TYPES OF ASSETS: Loans ,advances and credit facilities given by banks are classified as follows. 1.Standard Assets:- An asset of the Bank will be declared as standard when a loan or credit facility given by bank does not carry any risk. When a borrower repays his dues in time and in a proper way as per terms and conditions of loan. This type of loan or advances does not come under NPAs. 2.Sub-standard Assets:-When a loan or advance is not repaid by the borrower within a period of two years. It comes under Non-performing assets. In this case a certain provision is to be made by Financial institution i.e 10% of outstanding balance minus interest debited but not collected minus unrealized interest of the corresponding previous year in case of new NPAs identified during the year. 3. Doubtful Assets:-This is a unpaid loan exceeding 2 years and more. This type of NPAs is further classified to 3 types. Doubtful up to one year and Non-performing for 2-3 years.
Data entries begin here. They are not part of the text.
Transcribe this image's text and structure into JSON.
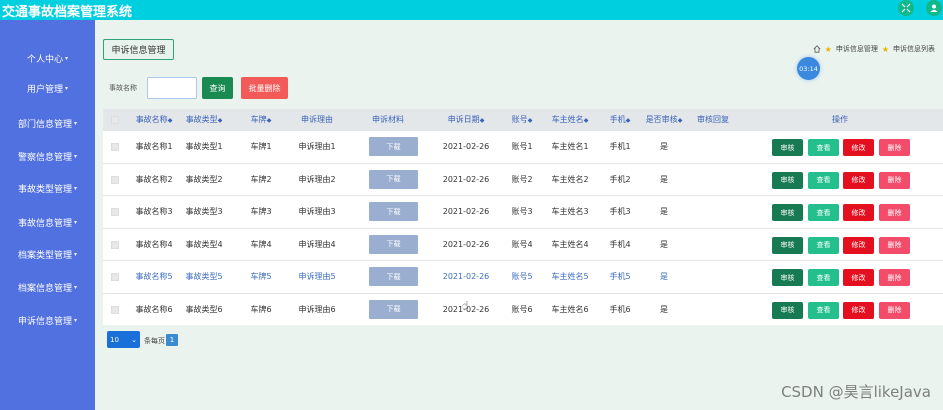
{
  "app": {
    "title": "交通事故档案管理系统"
  },
  "top_icons": [
    {
      "name": "fullscreen-icon"
    },
    {
      "name": "user-icon"
    }
  ],
  "sidebar": {
    "items": [
      {
        "label": "个人中心"
      },
      {
        "label": "用户管理"
      },
      {
        "label": "部门信息管理"
      },
      {
        "label": "警察信息管理"
      },
      {
        "label": "事故类型管理"
      },
      {
        "label": "事故信息管理"
      },
      {
        "label": "档案类型管理"
      },
      {
        "label": "档案信息管理"
      },
      {
        "label": "申诉信息管理"
      }
    ]
  },
  "main": {
    "tab_label": "申诉信息管理",
    "breadcrumb": {
      "item1": "申诉信息管理",
      "item2": "申诉信息列表"
    },
    "clock": "03:14",
    "search": {
      "label": "事故名称",
      "value": "",
      "query_label": "查询",
      "batch_delete_label": "批量删除"
    }
  },
  "table": {
    "headers": [
      "事故名称",
      "事故类型",
      "车牌",
      "申诉理由",
      "申诉材料",
      "申诉日期",
      "账号",
      "车主姓名",
      "手机",
      "是否审核",
      "审核回复",
      "操作"
    ],
    "sort_mark": "◆",
    "download_label": "下载",
    "actions": {
      "audit": "审核",
      "view": "查看",
      "edit": "修改",
      "delete": "删除"
    },
    "rows": [
      [
        "事故名称1",
        "事故类型1",
        "车牌1",
        "申诉理由1",
        "2021-02-26",
        "账号1",
        "车主姓名1",
        "手机1",
        "是"
      ],
      [
        "事故名称2",
        "事故类型2",
        "车牌2",
        "申诉理由2",
        "2021-02-26",
        "账号2",
        "车主姓名2",
        "手机2",
        "是"
      ],
      [
        "事故名称3",
        "事故类型3",
        "车牌3",
        "申诉理由3",
        "2021-02-26",
        "账号3",
        "车主姓名3",
        "手机3",
        "是"
      ],
      [
        "事故名称4",
        "事故类型4",
        "车牌4",
        "申诉理由4",
        "2021-02-26",
        "账号4",
        "车主姓名4",
        "手机4",
        "是"
      ],
      [
        "事故名称5",
        "事故类型5",
        "车牌5",
        "申诉理由5",
        "2021-02-26",
        "账号5",
        "车主姓名5",
        "手机5",
        "是"
      ],
      [
        "事故名称6",
        "事故类型6",
        "车牌6",
        "申诉理由6",
        "2021-02-26",
        "账号6",
        "车主姓名6",
        "手机6",
        "是"
      ]
    ]
  },
  "pagination": {
    "page_size": "10",
    "page_size_label": "条每页",
    "current_page": "1"
  },
  "watermark": "CSDN @昊言likeJava",
  "colors": {
    "topbar": "#00cfe0",
    "sidebar": "#5271e0",
    "audit": "#187a52",
    "view": "#23c08e",
    "edit": "#e4101f",
    "delete": "#f24c6a"
  }
}
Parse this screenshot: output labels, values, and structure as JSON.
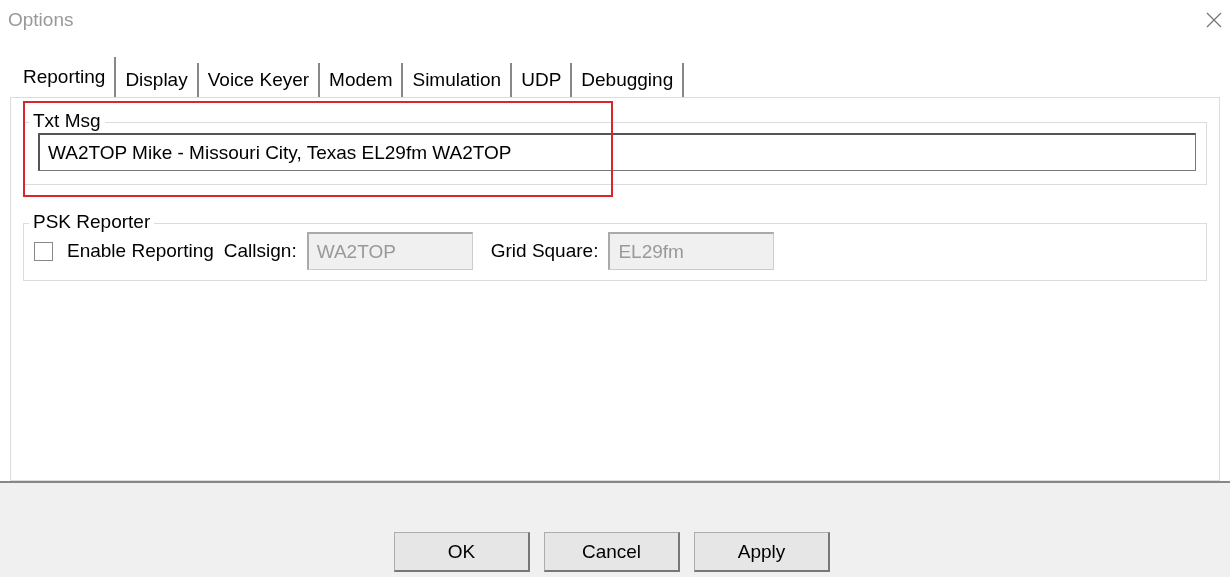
{
  "window": {
    "title": "Options"
  },
  "tabs": [
    {
      "label": "Reporting",
      "selected": true
    },
    {
      "label": "Display",
      "selected": false
    },
    {
      "label": "Voice Keyer",
      "selected": false
    },
    {
      "label": "Modem",
      "selected": false
    },
    {
      "label": "Simulation",
      "selected": false
    },
    {
      "label": "UDP",
      "selected": false
    },
    {
      "label": "Debugging",
      "selected": false
    }
  ],
  "txt_msg": {
    "label": "Txt Msg",
    "value": "WA2TOP Mike - Missouri City, Texas EL29fm WA2TOP"
  },
  "psk_reporter": {
    "label": "PSK Reporter",
    "enable_reporting": {
      "label": "Enable Reporting",
      "checked": false
    },
    "callsign": {
      "label": "Callsign:",
      "value": "WA2TOP",
      "disabled": true
    },
    "grid_square": {
      "label": "Grid Square:",
      "value": "EL29fm",
      "disabled": true
    }
  },
  "buttons": [
    "OK",
    "Cancel",
    "Apply"
  ]
}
In this case a provision of 100% of unsecured portion of advance for DICGC/ECGC cover plus 20% of tangible security. Doubtful for more than one year but up to 3 years and Non-performing for 3 to 5 years. In this case a provision of 100% of unsecured portion of advanced after DICGC/ECGC cover plus 30% of tangible security. Doubtful assets for more than 3 years and Non-performing above 5 years. In this case a provision of 100% of unsecured portion of advance after DICGC/ECGC cover plus 50% of tangible security. 4. Loss Assets:- An assets will be treated as a Loss when there is modest chance of recovery. REASON FOR MOUNTING NPAs: Profitability is a major issue for any business enterprise including the banking industry. As legally banks are not allowed to book income on such accounts and at the same time banks are forced to make provisions on such assets as per RBI guidelines. So increasing

NPAs have a direct impact on banks profitability. Banks and financial institutions divert their funds by financing the business organizations to earn some profit by way of interest. But when the borrower fails to repay the loan, then the problem of NPAs arises before the bank. Also, with increasing deposits made by the public in the banking system, the banking industry cannot afford defaults by borrowers since NPAs affects the repayment capacity of banks. Keeping in view the gap of NPAs between Govt. & private financial institution, it seems the NPAs of Private Financial Institution is very less compared to Govt. financial institution. Only reason behind this is private sector follows strict measures before disbursement of a loan as well as takes stringent measures for recovery. CONCLUSION: Keeping in view the above severe fact and for the larger interest of the community. It is both duty of Government & Financial institution to check the rising problem of NPAs of different financial Institutions. If this predicament situation of loss of public money could be checked, then it will lead the nation as developed one. Some stringent & result orient measures should be taken in order to make a country economically strength.